Антон стоял у окна и барабанил пальцами по стеклу. Когда Володя опять увидел его лицо, то это был уже другой человек: возбуждение угасло, и Арсеньев успел напустить на себя обычного "демона" по оперному трафарету -- с брезгливою гримасою на пепельном лице, со взглядом, полным презрительной скуки, с кривою и злобною нижнею губою.
-- А с университетом,-- замямлил он,-- я советую вам, Владимир Александрович, распорядиться, как поступил когда-то ваш покорнейший слуга. Купите себе хороший турецкий диван, абонируйтесь в хорошую библиотеку, ложитесь на диван животом вниз и читайте, что найдете занимательным и сколько успеете осилить до весны. Когда разносчики начнут кричать по Москве о моченых яблоках, вы, не сходя с дивана, перемените печатные книги на литографированные лекции и по каждому предмету выучите посильное количество листов. Очень-то много не старайтесь: что профессоров баловать? -- зазнаются. Несколько экзаменов вы сдадите счастливо, на нескольких спотыкнетесь, но -- не боги горшки обжигают! -- на второй курс как-нибуць переползете. Ну вот тут, пожалуй, можно уже от нечего делать и лекции посещать, потому что мозги у вас за год обомнутся и уши несколько откроются, чтобы слышать. А до тех пор я вам рекомендую: ходите лучше -- к Лентовскому,-- смотрите "Путешествие на луну"! Он, говорят, прогорает, но костюмы изумительные, и у пажей, как на подбор, ве-ли-ко-леп-нейшие ляжки...

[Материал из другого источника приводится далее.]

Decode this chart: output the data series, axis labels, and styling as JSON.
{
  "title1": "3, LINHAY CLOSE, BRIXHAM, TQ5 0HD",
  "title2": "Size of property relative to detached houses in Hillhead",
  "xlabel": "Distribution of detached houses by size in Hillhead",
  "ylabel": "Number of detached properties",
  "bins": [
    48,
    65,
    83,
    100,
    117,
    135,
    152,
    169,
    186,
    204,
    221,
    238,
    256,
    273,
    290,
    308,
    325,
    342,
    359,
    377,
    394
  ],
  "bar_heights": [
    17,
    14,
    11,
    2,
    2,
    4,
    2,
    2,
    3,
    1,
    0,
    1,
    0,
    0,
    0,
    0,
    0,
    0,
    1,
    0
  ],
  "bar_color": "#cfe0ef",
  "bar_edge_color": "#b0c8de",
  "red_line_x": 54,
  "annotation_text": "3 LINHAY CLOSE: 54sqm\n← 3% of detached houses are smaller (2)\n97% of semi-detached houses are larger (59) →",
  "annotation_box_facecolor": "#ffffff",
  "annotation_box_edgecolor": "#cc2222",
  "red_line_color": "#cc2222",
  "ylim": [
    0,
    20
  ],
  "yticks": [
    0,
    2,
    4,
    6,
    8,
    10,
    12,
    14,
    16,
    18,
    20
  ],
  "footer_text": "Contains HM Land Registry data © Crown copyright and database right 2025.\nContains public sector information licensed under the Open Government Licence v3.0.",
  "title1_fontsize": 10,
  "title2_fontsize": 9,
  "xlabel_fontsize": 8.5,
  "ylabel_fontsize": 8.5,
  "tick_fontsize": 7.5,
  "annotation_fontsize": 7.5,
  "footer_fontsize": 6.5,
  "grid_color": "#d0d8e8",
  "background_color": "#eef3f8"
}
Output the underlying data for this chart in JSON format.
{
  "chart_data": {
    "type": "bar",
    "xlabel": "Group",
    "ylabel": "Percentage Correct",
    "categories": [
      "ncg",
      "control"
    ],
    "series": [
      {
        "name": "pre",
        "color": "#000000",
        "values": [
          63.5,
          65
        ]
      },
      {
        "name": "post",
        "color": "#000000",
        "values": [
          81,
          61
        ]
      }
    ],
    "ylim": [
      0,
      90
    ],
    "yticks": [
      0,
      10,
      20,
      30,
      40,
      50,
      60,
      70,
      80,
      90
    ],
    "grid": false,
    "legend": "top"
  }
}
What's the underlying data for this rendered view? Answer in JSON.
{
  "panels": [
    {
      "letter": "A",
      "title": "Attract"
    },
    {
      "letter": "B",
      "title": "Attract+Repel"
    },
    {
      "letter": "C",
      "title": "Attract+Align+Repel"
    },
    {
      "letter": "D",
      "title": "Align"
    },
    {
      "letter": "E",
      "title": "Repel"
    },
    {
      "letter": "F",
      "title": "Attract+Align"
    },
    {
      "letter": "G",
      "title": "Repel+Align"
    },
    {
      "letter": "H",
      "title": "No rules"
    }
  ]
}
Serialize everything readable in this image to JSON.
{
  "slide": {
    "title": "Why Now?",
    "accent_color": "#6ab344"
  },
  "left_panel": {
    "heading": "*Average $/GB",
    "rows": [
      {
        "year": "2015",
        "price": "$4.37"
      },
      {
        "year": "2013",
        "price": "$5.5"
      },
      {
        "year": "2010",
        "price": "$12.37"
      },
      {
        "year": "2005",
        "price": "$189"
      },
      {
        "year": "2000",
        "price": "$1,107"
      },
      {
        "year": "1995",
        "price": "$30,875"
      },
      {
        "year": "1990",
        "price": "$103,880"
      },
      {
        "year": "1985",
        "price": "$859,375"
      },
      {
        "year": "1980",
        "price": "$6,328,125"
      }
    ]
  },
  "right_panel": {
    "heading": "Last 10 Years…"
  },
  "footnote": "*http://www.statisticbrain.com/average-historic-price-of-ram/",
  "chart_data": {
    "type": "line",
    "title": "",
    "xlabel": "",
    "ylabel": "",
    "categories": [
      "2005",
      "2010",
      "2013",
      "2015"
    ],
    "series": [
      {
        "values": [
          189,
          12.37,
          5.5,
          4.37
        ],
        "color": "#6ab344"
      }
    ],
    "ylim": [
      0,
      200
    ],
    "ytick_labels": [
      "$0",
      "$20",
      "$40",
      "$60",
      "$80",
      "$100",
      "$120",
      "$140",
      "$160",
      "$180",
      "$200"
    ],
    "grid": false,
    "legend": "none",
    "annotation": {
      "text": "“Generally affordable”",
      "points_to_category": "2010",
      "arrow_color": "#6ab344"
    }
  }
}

-- Ну вот! ну вот! ну вот! -- с огорчением закричал Борис, вскочив с места и махая руками.-- Вот всегда у нас так кончается!.. Начали говорить по душе,-- сам заманил, раздразнил нас на вопросы, а теперь высунул язык и строишь масляничную харю! Зачем, Антон? Зачем? И если мы мальчики,-- ты говоришь,-- тогда в особенности: зачем?! Нечестно морочить головы... Не слушай его, Володя! Он совсем не такой... Он дурачится, шута строит!.. Не слушай!
Антон странно смутился, съежил плечи и вышел из комнаты, бормоча:
-- Ну-ну!.. Свирепый голубь!
-- Несчастный человек твой брат! -- задумчиво произнес Володя.
У Бориса затуманились глаза, но он тряхнул головою, выпрямился и бодро ответил:
-- Потому что -- самоистязатель! Вольно же ему вечно так... в себе ковыряться? Расцарапал все сердце, за живое мясо себя дергает -- ну, понятно, и исходит кровью... А только молодежь он напрасно зачеркнул... не-е-т! Это все отсебятина! субъективные обобщения. Очень уж пассивно он сдается!.. так нельзя! Я не согласен! Понимаешь? Не за себя одного несогласен, а за многих -- многих... не хочу! Мы еще повоюем, черт возьми! Мы еще повоюем!